Papers I Read Notes and Summaries

mixup - Beyond Empirical Risk Minimization


  • The paper proposes a simple and dataset-agnostic data augmentation mechanism called mixup.

  • Link to the paper

  • Consider two training examples, $(x_1, y_1)$ and $(y_1, y_2)$, where $x_1$ and $x_2$ are the datapoints and $y_1$ and $y_2$ are the labels.

  • New training examples of the form $(\lambda \times x_1 + (1-\lambda) \times x_2, \lambda \times y_1 + (1-\lambda) \times y_2)$ are constructured by considering the linear interpolation of the datapoints and the labels. Here $\lambda \in [0, 1]$.

  • $\lambda$ is sampled from a Beta distribution $Beta(\alpha, \alpha)$ where $\alpha \in (0, \infty)$.

  • Setting $\lambda$ to 0 or 1 eliminates the effect of mixup.

  • Mixup encourages the neural network to favor linear behavior between the training examples.


  • Supervised Learning

    • ImageNet for ResNet-50, ResNet-101 and ResNext-101.

    • CIFAR10/CIFAR100 for PreAct ResNet-18, WideResNet-28-10 and DenseNet.

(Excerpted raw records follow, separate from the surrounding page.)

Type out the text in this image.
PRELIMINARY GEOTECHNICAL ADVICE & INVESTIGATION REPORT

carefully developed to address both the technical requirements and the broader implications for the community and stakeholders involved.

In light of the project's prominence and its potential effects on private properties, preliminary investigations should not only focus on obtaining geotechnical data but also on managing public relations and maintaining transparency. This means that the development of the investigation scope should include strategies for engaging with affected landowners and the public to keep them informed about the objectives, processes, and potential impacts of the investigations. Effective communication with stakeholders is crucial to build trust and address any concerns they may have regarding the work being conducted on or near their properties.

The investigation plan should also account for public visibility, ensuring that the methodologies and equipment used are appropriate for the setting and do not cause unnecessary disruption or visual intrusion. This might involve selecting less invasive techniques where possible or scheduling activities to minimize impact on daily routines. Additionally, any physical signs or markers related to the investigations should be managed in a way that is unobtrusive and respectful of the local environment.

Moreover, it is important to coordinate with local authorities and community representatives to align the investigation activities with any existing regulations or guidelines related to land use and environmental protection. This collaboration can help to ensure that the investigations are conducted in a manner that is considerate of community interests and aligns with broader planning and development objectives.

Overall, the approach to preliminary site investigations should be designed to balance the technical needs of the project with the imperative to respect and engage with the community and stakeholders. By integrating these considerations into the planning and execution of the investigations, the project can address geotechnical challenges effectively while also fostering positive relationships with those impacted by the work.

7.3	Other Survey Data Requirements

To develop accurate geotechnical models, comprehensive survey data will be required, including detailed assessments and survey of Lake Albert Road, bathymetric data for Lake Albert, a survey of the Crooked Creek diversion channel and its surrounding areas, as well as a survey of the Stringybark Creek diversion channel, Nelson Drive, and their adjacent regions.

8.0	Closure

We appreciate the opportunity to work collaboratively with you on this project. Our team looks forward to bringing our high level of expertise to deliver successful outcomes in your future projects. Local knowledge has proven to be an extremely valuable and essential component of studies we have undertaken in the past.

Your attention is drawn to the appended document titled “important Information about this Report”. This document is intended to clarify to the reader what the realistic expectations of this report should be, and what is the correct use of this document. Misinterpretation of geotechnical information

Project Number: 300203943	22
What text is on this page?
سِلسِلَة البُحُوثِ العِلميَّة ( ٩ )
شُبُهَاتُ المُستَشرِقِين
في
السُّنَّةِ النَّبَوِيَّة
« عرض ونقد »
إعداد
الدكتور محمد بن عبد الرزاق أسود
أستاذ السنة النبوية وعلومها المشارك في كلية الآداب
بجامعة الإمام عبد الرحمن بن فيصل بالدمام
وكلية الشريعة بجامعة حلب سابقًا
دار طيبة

    • Google command dataset for LeNet and VGG.

  • In all these setups, adding mixup improves the performance of the model.

  • Mixup makes the model more robust to noisy labels. Moreover, mixup + dropout improves over mixup alone. This hints that mixup’s benefits are complementary to those of dropout.

  • Mixup makes the network more robust to adversarial examples in both white-box and black-box settings (ImageNet + Resnet101).

  • Mixup also stabilizes the training of GANs by acting as a regularizer for the gradient of the discriminator.


  • Convex combination of three or more examples (with weights sampled from a Dirichlet distribution) does not provide gains over the case of two examples.

  • In the authors’ implementation, mixup is applied between images of the same batch (after shuffling).

  • Interpolating only between inputs, with the same labels, did not lead to the same kind of gains as mixup.